In various interviews over the remainder of the season, the Waterford hurlers generally gave the impression that this was the last twist for McGrath and his management team.
And the decision of McGrath to stay on seems to have been the last thing that has broken the way of the Waterford hurlers. And now speculation is rife about whether McGrath's future after a season that has seen them endure a remarkable run of bad luck.
Ahead of a campaign where panel depth was likely to be more important than ever, there were defections from the panel in Shane and Kieran Bennett. The league eventually ended in relegation but they were never allowed to build up any momentum. Star man Austin Gleeson picked up a cut on his ankle that would otherwise have been innocuous enough but it got infected and ruled him out for a period.
In the midst of that doomed campaign, it was confirmed that Walsh Park wasn't suitable to hold their home games for the round-robin matches in the Munster SHC. And even their second choice - Nowlan Park in Kilkenny - was ruled out because it was outside the province.
Instead Waterford would be playing their home matches in Thurles and Limerick. It felt like a significant setback at the time but the results of the round-robin series have shown just how important home advantage is.
Seven games have been played at home in the competition so far and just one team has lost in their own back yard. That reversal came in last weekend's thriller in Semple Stadium when Clare timed their run brilliantly to end Tipperary's interest in the championship this summer. But otherwise home teams have been undefeated.
In a championship where small margins are deciding games, it's more than a little significant. And there's more bad news for Waterford in that it's unlikely Walsh Park won't be ready to host a Munster Championship game - which it hasn't done since 2002 - until 2020.
The schedule was as difficult as it could have been too. McGrath's men were given their bye on their first weekend of the new competition, meaning they'd play four SHC games in just 21 days.
That schedule surely contributed to their freakish bad luck with injures. Gleeson and Pauric Mahony couldn't even tog out for the Clare game and worse was to come. Tadhg de Búrca, Darragh Fives and Barry Coughlan were all forced off, while Kevin Moran was sent off the same day.

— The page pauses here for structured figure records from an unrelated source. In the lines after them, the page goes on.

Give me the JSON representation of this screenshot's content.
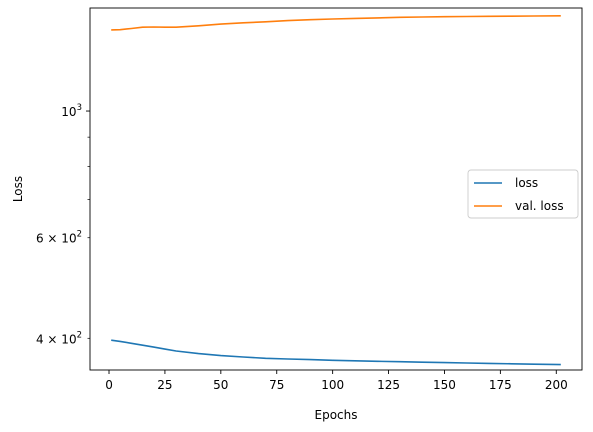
{
  "chart_data": {
    "type": "line",
    "xlabel": "Epochs",
    "ylabel": "Loss",
    "xlim": [
      -8.5,
      211.5
    ],
    "ylim": [
      352,
      1515
    ],
    "yscale": "log",
    "grid": false,
    "legend_position": "center-right",
    "x_ticks": [
      0,
      25,
      50,
      75,
      100,
      125,
      150,
      175,
      200
    ],
    "x_tick_labels": [
      "0",
      "25",
      "50",
      "75",
      "100",
      "125",
      "150",
      "175",
      "200"
    ],
    "y_major_ticks": [
      1000
    ],
    "y_major_tick_labels": [
      {
        "base": "10",
        "exp": "3"
      }
    ],
    "y_minor_ticks": [
      400,
      600,
      700,
      800,
      900
    ],
    "y_minor_tick_labels": [
      {
        "value": 400,
        "mantissa": "4",
        "base": "10",
        "exp": "2"
      },
      {
        "value": 600,
        "mantissa": "6",
        "base": "10",
        "exp": "2"
      }
    ],
    "series": [
      {
        "name": "loss",
        "color": "#1f77b4",
        "x": [
          1,
          5,
          10,
          15,
          20,
          25,
          30,
          40,
          50,
          60,
          70,
          80,
          90,
          100,
          110,
          120,
          130,
          140,
          150,
          160,
          170,
          180,
          190,
          202
        ],
        "y": [
          397,
          395,
          392,
          389,
          386,
          383,
          380,
          376,
          373,
          371,
          369,
          368,
          367,
          366,
          365.3,
          364.6,
          364,
          363.3,
          362.7,
          362.1,
          361.5,
          360.9,
          360.4,
          359.7
        ]
      },
      {
        "name": "val. loss",
        "color": "#ff7f0e",
        "x": [
          1,
          5,
          10,
          15,
          20,
          25,
          30,
          40,
          50,
          60,
          70,
          80,
          90,
          100,
          110,
          120,
          130,
          140,
          150,
          160,
          170,
          180,
          190,
          202
        ],
        "y": [
          1387,
          1388,
          1395,
          1402,
          1403,
          1402,
          1402,
          1410,
          1420,
          1427,
          1433,
          1440,
          1445,
          1449,
          1453,
          1456,
          1459,
          1461,
          1463,
          1464,
          1465,
          1466,
          1467,
          1468
        ]
      }
    ]
  }
}
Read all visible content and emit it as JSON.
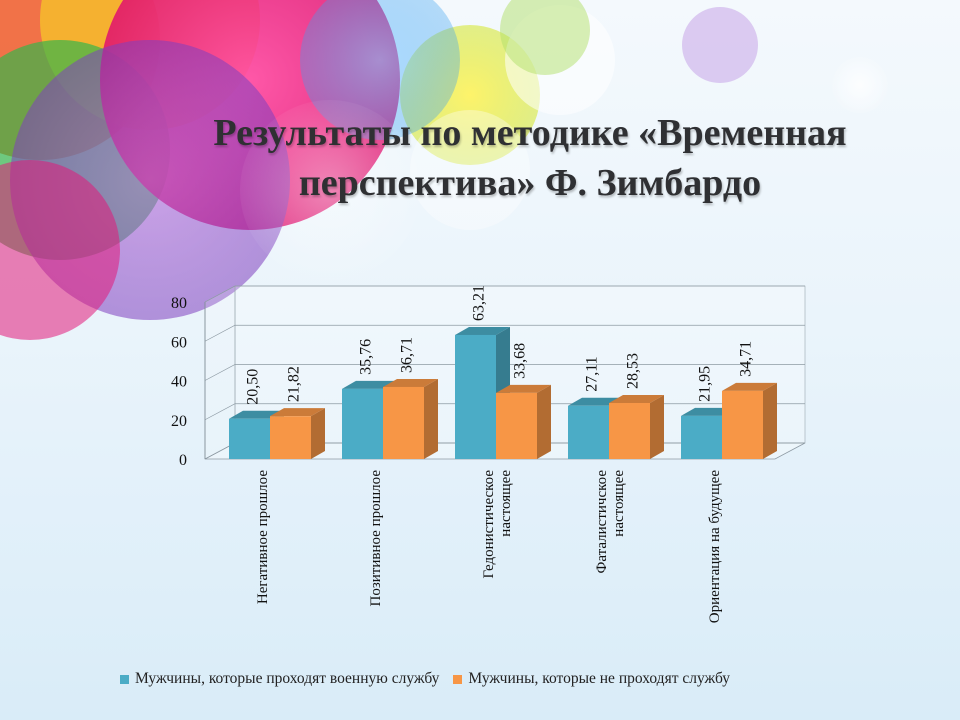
{
  "slide": {
    "title": "Результаты по методике «Временная перспектива» Ф. Зимбардо"
  },
  "colors": {
    "series_men_service": "#4bacc6",
    "series_men_no_service": "#f79646"
  },
  "chart_data": {
    "type": "bar",
    "title": "",
    "xlabel": "",
    "ylabel": "",
    "ylim": [
      0,
      80
    ],
    "yticks": [
      "0",
      "20",
      "40",
      "60",
      "80"
    ],
    "grid": true,
    "legend_position": "bottom",
    "categories": [
      "Негативное прошлое",
      "Позитивное прошлое",
      "Гедонистическое настоящее",
      "Фаталистичское настоящее",
      "Ориентация на будущее"
    ],
    "series": [
      {
        "name": "Мужчины, которые проходят военную службу",
        "values": [
          20.5,
          35.76,
          63.21,
          27.11,
          21.95
        ],
        "labels": [
          "20,50",
          "35,76",
          "63,21",
          "27,11",
          "21,95"
        ]
      },
      {
        "name": "Мужчины, которые не проходят службу",
        "values": [
          21.82,
          36.71,
          33.68,
          28.53,
          34.71
        ],
        "labels": [
          "21,82",
          "36,71",
          "33,68",
          "28,53",
          "34,71"
        ]
      }
    ]
  }
}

To give some context to the extent of their losses, they finished that day with just five of the side that started the All-Ireland final the previous year. Then came the clash with Tipperary and the 'Ghost goal' that let Tipp snatch a draw.
Given the way the season has unfolded, they must have spent the winter breaking mirrors and walking under ladders.

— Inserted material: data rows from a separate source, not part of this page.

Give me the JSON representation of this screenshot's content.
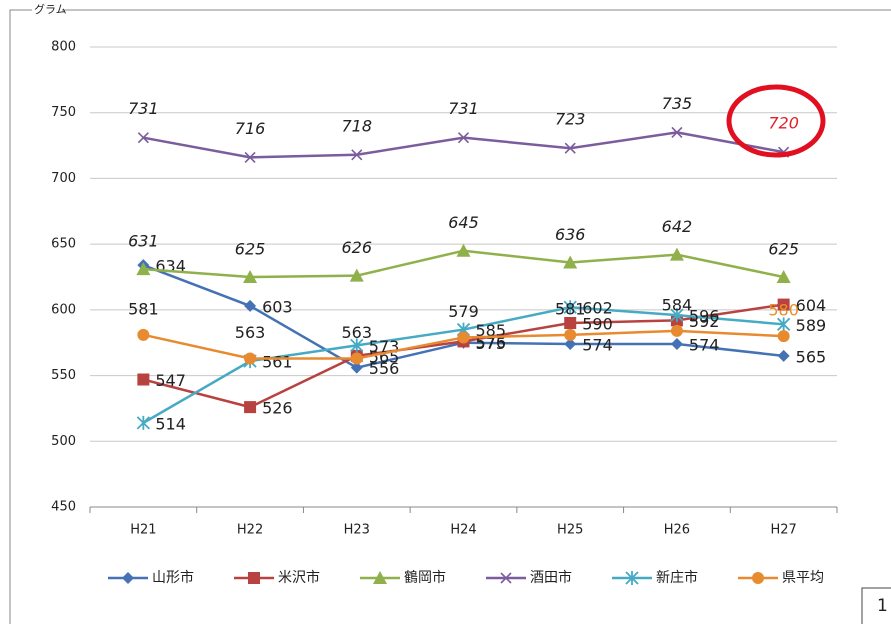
{
  "chart_data": {
    "type": "line",
    "y_label": "グラム",
    "categories": [
      "H21",
      "H22",
      "H23",
      "H24",
      "H25",
      "H26",
      "H27"
    ],
    "ylim": [
      450,
      800
    ],
    "yticks": [
      450,
      500,
      550,
      600,
      650,
      700,
      750,
      800
    ],
    "grid": true,
    "series": [
      {
        "name": "山形市",
        "color": "#4472b4",
        "marker": "diamond",
        "values": [
          634,
          603,
          556,
          575,
          574,
          574,
          565
        ]
      },
      {
        "name": "米沢市",
        "color": "#b84240",
        "marker": "square",
        "values": [
          547,
          526,
          565,
          576,
          590,
          592,
          604
        ]
      },
      {
        "name": "鶴岡市",
        "color": "#8fb04a",
        "marker": "triangle",
        "values": [
          631,
          625,
          626,
          645,
          636,
          642,
          625
        ]
      },
      {
        "name": "酒田市",
        "color": "#7b5c9c",
        "marker": "x",
        "values": [
          731,
          716,
          718,
          731,
          723,
          735,
          720
        ]
      },
      {
        "name": "新庄市",
        "color": "#46aac4",
        "marker": "star",
        "values": [
          514,
          561,
          573,
          585,
          602,
          596,
          589
        ]
      },
      {
        "name": "県平均",
        "color": "#e88a30",
        "marker": "circle",
        "values": [
          581,
          563,
          563,
          579,
          581,
          584,
          580
        ]
      }
    ]
  },
  "page_number": "1"
}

And now McGrath must make a choice. There would likely be some peace for him if they had played to the potential. Then perhaps he could walk away. But after their 'lost season' there is surely a temptation to go again in the knowledge 2019 could only be better than this year.
However, if the speculation that he is to announce the end of his five-year term proves correct, then the Waterford County Board will be charged with finding a replacement.
The current Déise group remains one of the most talented bunches the county have produced in years. And while veterans like Michael 'Brick' Walsh and Kevin Moran are coming towards the end of their career, most of the rest of the panel look to be heading for their peak years.
Seán Power would look to be the obvious choice from within given his pedigree. He steered the county to All-Ireland minor in 2013, the first for the county since 1948. Austin Gleeson, Shane and Stephen Bennett, Patrick Curran and Tom Devine among others were part of that side. He then delivered the U-21 All-Ireland title in 2016 title in no little style with many of the faces that populate the panel now involved in that win.
The county has tasted success with big name appointments from outside too. Davy Fitzgerald and Ger and Justin McCarthy have all delivered big moments for the Déise in the past.
If McGrath moves on, the county will be faced with one of the most significant appointments in years and their golden generation at a crossroads.